Proliferation of false information sources can ‘destroy trust, damage learning culture, and sap curiosity’, Department for Education says

Harry Cockburn
Monday 15 July 2019 06:15 BST
‘For news, young people will have to work out their own preferred sources, but the important thing is to be discerning’
‘For news, young people will have to work out their own preferred sources, but the important thing is to be discerning’

School teachers need to better prepare pupils of the risks posed by “fake news” and disinformation online, the education secretary Damian Hinds has warned.

Every child will learn about confirmation bias and online risks as a compulsory part of the curriculum as the government publishes new safety guidance for schools.

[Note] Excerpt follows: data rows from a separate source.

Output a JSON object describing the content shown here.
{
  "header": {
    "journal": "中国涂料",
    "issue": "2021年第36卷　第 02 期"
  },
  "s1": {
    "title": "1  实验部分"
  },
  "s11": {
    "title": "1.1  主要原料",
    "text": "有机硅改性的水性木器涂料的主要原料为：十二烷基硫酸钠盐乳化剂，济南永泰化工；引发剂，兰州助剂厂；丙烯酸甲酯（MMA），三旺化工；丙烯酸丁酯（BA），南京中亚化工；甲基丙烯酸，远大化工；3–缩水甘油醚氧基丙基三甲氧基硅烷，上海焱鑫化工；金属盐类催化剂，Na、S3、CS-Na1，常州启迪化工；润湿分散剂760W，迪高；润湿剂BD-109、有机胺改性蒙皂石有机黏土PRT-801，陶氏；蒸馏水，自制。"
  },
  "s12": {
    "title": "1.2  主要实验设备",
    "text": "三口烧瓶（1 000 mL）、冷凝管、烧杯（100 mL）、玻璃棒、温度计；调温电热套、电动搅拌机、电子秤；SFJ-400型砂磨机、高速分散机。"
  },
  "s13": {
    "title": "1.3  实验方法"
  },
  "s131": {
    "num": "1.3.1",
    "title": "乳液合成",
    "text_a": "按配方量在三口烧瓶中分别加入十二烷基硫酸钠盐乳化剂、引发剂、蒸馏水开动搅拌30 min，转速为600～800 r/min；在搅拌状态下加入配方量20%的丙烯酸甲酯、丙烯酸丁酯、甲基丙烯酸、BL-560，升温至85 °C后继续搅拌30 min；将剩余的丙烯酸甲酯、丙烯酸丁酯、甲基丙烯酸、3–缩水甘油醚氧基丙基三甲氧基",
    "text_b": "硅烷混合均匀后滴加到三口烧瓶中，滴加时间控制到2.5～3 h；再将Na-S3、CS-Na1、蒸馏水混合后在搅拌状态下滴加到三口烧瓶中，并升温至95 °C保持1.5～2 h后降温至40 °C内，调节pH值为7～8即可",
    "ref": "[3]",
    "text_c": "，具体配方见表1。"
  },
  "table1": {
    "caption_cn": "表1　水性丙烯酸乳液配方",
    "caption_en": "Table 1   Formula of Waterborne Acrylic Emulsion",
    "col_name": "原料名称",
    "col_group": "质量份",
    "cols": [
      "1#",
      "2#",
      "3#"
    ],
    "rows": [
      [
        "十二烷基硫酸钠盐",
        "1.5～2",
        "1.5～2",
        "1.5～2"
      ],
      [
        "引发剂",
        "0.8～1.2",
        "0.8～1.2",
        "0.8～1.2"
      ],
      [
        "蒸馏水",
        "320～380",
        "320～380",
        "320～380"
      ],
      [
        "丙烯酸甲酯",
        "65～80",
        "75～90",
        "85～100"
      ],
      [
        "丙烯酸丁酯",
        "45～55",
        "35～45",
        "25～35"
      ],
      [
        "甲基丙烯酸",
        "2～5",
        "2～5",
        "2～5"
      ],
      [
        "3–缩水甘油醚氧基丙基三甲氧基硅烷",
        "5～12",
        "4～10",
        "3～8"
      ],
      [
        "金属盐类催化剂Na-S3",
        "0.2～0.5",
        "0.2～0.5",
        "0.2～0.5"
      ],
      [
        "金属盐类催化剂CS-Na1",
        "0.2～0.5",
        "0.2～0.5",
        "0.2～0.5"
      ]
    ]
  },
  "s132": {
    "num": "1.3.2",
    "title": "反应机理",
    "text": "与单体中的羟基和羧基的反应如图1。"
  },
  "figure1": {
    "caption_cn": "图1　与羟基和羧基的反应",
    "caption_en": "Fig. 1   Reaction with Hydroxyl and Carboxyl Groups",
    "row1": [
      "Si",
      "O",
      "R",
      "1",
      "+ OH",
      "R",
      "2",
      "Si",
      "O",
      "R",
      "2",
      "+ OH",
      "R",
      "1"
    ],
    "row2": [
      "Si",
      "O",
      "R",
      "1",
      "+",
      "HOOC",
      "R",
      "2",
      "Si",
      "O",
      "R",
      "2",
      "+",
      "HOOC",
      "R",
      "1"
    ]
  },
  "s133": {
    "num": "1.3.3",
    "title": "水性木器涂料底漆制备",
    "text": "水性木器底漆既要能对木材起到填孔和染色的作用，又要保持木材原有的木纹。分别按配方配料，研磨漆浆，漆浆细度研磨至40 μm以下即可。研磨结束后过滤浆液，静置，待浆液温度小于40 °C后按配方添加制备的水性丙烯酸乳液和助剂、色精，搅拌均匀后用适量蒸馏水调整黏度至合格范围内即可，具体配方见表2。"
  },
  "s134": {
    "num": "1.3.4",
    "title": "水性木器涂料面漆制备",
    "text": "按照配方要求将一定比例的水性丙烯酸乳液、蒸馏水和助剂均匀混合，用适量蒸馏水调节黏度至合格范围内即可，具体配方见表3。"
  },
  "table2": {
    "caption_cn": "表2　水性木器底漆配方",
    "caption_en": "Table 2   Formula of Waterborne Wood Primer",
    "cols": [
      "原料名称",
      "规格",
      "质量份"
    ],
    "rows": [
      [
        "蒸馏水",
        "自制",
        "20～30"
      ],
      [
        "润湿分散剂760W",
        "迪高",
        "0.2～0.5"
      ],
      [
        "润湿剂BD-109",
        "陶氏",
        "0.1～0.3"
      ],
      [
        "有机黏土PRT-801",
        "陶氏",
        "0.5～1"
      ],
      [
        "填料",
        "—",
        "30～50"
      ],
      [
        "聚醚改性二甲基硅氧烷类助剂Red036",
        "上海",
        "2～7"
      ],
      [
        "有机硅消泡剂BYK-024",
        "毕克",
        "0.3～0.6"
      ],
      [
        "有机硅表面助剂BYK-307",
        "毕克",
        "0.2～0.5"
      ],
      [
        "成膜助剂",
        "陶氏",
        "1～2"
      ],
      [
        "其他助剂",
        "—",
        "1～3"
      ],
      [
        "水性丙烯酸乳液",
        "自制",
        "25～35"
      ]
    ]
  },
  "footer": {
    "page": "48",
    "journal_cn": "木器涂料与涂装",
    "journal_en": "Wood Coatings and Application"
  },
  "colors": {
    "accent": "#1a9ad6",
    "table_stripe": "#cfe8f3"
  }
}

Teachers will have to help children learn to evaluate what they see online, how to recognise techniques used for persuasion, how to identify potential risks and how and when to seek support.

The government said it will enable children “to recognise and respond to ‘fake news’ more effectively and to differentiate between misinformation and disinformation”.

The proliferation of fake news can “destroy trust, damage learning culture, and sap curiosity”, the Department for Education said in a statement.

Mr Hinds said the internet has made it much easier to “spread falsehoods – inadvertently or by design”.

He will attend a social media and online harms summit alongside health secretary Matt Hancock on Monday.

One of the topics the government is keen to address is the anti-vaccination movement.

The education secretary said: “Today we will be addressing with social media companies how to curb the spread of misleading content on vaccinations. But this issue goes much further than that, and without firm action it is set to get a lot worse.

“The reputations of institutions and companies, and liberal democracy itself, can quickly be eroded by the spread of so-called ‘fake news’. Since ancient times, propagandists have sought to manipulate the truth. But in the internet age these techniques are available not just to states but to campaign groups and individuals. And social media’s network effects, and the power of ‘Likes’, mean their spread can be self-propelling.

“What starts as disinformation – deliberate falsification – gets replicated through misinformation – stating or passing on something that you believe to be true but isn’t.‎”

He added: “Trusted sources become more important than ever. For health information, clearly that means the NHS. For news, young people will have to work out their own preferred sources, but the important thing is to be discerning.

“We need the tech companies to make that easier – but we also need to ensure that young people are new-media-savvy. That’s why we are introducing new content to schools that is a fusion of the Relationships, Citizenship and Computing curricula. Children won’t just learn about what a spoofer or a sock-puppet are, or how clickbait headlines try to lure you in. They’ll learn about how so-called confirmation bias helps stories spread, and discuss why someone might want to bend the truth in the first place.”

Beginning next year, the government is making health education – which includes content on physical and mental wellbeing – universally compulsory, alongside introducing compulsory relationships education for primary age pupils and relationships and sex education at secondary age pupils. The aim is that every child will learn about internet safety and harms alongside the importance of mental wellbeing.

Pupils will be taught about internet safety at various stages of the curriculum including at Key Stage 3 and 4.